Zu dieser Geschichte gehört auch die Tatsache, dass vor 428 Jahren hier die erste opernähnliche Veranstaltung nördlich der Alpen stattfand (Orpheus und Amphion anlässlich der Fürstenhochzeit 1585), aber auch die Jan Wellemsche Hofmusik Weltgeltung errang und mit Gründung des Musikvereins die bürgerliche Musikkultur im Rheinland ihren Anfang nahm. Am 10. und 11.5.1818 wurde mit der Gründung der "Niederrheinischen Musikfeste" das damals größte Musikfest Europas aus der Taufe gehoben und der Grundstock für die "alte" Tonhalle (heute Karstadt) gelegt. Haydns "Schöpfung" und "Jahreszeiten" waren die Musik dazu. Ohne diese Entwicklungen hätte sich die Bewegung von Bürgerinnen und Bürgern mit Gründung des Musikverein nicht halten können und Mendelssohn und Schumann hätten die Stadt niemals gesehen.
Immer wurden in dieser Stadt Entscheidungen getroffen, die die Stadt, trotz ihrer geringen Größe im Konzert der Groß- und Weltstädte, entwickelt und nach vorne gebracht haben. Das beginnt nicht nur beim Rheinufertunnel sondern ohne strategisch denkende Stadtentscheiderinnen und -entscheidern hätten wir nicht dieses Messe-Fundament, gäbe es keine Japan-Kolonie, hätten wir keinen Platz für die Erweiterung der Schienennetze gehabt, hätten wir die Tonhalle nicht ausgebaut im 19. Jahrhundert, kein Ständehaus errichtet, keine Weltmessen zu Beginn des 20. Jahrhunderts gebaut und die heutige Tonhalle und den Ehrenhof gäbe es auch nicht.
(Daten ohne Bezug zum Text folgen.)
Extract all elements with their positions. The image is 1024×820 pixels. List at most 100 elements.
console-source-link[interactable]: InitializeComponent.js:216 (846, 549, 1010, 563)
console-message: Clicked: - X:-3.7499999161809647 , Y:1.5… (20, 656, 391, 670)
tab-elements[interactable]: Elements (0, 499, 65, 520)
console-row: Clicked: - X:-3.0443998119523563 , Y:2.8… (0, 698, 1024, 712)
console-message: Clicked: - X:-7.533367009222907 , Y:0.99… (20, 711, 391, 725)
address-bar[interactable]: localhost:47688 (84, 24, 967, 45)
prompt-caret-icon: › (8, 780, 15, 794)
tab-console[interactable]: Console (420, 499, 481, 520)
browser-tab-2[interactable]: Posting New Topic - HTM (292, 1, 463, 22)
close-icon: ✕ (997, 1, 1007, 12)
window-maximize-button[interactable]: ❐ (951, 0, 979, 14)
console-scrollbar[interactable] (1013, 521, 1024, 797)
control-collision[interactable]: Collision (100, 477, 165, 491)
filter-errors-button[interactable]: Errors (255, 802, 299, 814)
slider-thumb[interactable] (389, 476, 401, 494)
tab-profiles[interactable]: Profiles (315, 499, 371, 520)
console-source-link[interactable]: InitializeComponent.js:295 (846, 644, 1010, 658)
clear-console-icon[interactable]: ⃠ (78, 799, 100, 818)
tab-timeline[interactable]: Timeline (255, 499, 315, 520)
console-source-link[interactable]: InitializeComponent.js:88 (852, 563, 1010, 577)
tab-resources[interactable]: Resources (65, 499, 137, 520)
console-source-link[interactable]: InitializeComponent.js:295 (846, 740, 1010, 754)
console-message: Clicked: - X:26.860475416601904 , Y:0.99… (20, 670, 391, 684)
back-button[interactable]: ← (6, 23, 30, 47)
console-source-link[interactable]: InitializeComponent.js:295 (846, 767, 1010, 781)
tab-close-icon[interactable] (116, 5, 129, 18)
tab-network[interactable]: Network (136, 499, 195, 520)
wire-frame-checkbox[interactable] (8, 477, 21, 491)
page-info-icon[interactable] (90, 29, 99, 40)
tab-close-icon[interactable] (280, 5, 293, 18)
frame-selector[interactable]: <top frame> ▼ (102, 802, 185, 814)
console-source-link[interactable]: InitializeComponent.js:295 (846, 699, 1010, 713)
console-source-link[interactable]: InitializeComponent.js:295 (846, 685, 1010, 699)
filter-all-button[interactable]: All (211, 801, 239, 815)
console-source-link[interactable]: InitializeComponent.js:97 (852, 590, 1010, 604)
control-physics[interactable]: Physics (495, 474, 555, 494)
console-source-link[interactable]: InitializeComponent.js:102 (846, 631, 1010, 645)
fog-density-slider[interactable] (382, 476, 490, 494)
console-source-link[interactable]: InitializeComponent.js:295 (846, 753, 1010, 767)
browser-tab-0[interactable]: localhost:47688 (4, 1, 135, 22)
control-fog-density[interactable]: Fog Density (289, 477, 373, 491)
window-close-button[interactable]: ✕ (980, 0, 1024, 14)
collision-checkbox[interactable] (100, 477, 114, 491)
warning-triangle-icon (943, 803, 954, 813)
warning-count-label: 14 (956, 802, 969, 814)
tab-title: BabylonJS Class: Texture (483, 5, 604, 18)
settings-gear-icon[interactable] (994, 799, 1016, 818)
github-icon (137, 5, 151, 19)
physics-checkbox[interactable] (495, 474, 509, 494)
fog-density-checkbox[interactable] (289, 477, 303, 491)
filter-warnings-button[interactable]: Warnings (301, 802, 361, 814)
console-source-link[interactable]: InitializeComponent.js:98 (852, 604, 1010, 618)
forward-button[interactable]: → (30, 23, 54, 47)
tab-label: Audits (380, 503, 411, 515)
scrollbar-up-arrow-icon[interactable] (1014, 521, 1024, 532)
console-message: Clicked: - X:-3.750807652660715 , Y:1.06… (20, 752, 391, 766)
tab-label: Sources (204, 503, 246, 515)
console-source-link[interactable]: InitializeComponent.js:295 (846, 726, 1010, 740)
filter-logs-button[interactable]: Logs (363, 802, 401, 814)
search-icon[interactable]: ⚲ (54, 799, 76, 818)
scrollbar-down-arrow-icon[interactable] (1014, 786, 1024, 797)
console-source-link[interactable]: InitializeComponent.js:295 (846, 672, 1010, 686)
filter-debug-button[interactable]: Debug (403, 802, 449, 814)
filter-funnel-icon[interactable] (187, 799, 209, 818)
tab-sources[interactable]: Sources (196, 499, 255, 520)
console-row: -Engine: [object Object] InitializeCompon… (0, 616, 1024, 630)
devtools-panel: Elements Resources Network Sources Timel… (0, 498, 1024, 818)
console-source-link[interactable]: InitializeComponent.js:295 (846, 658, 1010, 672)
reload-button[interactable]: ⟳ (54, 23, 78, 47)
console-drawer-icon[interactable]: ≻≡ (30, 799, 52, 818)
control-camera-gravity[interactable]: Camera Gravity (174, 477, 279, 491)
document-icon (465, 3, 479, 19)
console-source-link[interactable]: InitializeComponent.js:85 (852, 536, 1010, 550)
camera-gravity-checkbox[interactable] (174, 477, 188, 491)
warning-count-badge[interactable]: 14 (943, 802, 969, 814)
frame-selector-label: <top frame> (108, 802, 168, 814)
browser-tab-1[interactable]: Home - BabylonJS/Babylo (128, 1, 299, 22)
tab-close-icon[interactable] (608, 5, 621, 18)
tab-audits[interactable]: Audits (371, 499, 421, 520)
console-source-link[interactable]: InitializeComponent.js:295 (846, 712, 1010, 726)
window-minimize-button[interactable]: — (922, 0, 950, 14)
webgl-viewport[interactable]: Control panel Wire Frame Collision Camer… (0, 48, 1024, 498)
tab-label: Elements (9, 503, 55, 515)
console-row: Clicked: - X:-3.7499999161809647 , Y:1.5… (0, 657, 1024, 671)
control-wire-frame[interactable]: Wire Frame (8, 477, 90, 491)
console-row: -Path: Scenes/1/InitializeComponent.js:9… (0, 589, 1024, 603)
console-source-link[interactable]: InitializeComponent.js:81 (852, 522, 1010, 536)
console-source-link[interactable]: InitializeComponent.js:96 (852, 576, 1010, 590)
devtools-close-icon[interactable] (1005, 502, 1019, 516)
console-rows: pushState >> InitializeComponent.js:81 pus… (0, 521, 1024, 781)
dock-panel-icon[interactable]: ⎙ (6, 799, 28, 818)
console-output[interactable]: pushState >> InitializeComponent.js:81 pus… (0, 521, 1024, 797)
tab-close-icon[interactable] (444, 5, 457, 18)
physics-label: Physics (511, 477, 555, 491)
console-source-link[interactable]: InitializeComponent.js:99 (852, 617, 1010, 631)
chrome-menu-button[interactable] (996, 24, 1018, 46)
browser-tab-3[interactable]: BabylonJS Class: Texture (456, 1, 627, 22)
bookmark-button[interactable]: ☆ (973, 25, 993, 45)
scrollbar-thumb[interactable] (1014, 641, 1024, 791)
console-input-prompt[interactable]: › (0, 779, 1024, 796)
Mit dieser unvollständigen Aufzählung epochaler Ereignisse möchte ich den Entscheiderinnen und Entscheidern für den Neubau der Oper die Bedeutung ihrer Entscheidung für die nachhaltige Entwicklung einer Stadt, die sich in vielen Punkten als multifunktional, kulturell basiert, tolerant und offen bezeichnen darf, vor Augen führen.
Eine solche Stadt braucht mutige Entscheiderinnen und Entscheider mit Weitblick für ein Generationenprojekt, wie es dieser Opern-Neubau nun einmal ist. Die Attraktivität der Stadt wurde durch Errichtung des Rheinufertunnels um 100 % aufgewertet, der Kö-Bogen entwickelt sich ohne Hochstraße zum innerstädtischen international gelobtem Juwel, die Wehrhahn-Linie fand Gehör bis in die New York Times. Bauliche Veränderungen im Umfeld der Kö gehen in die Milliarden, weil die Privatwirtschaft entwickelbare Potentiale erkannt hat und sie werden die Stadt und deren Image weiterentwickeln. Viele andere Beispiele könnten noch angeführt werden.
Die Entscheidung ist eine Entscheidung für kommende Generationen. Das heutige Opernhaus ist völlig untauglich für einen international ausgerichteten Opernbetrieb. Die Deutsche Oper am Rhein ist mit allen ihren Instituten eine Größe in der Opernwelt. Oper und Theater haben das Potential sich mit unseren kommenden digitalen Welten in einer uns heute nicht vorstellbaren Weise zu vermischen und damit auch ganz andere Interessen zu wecken.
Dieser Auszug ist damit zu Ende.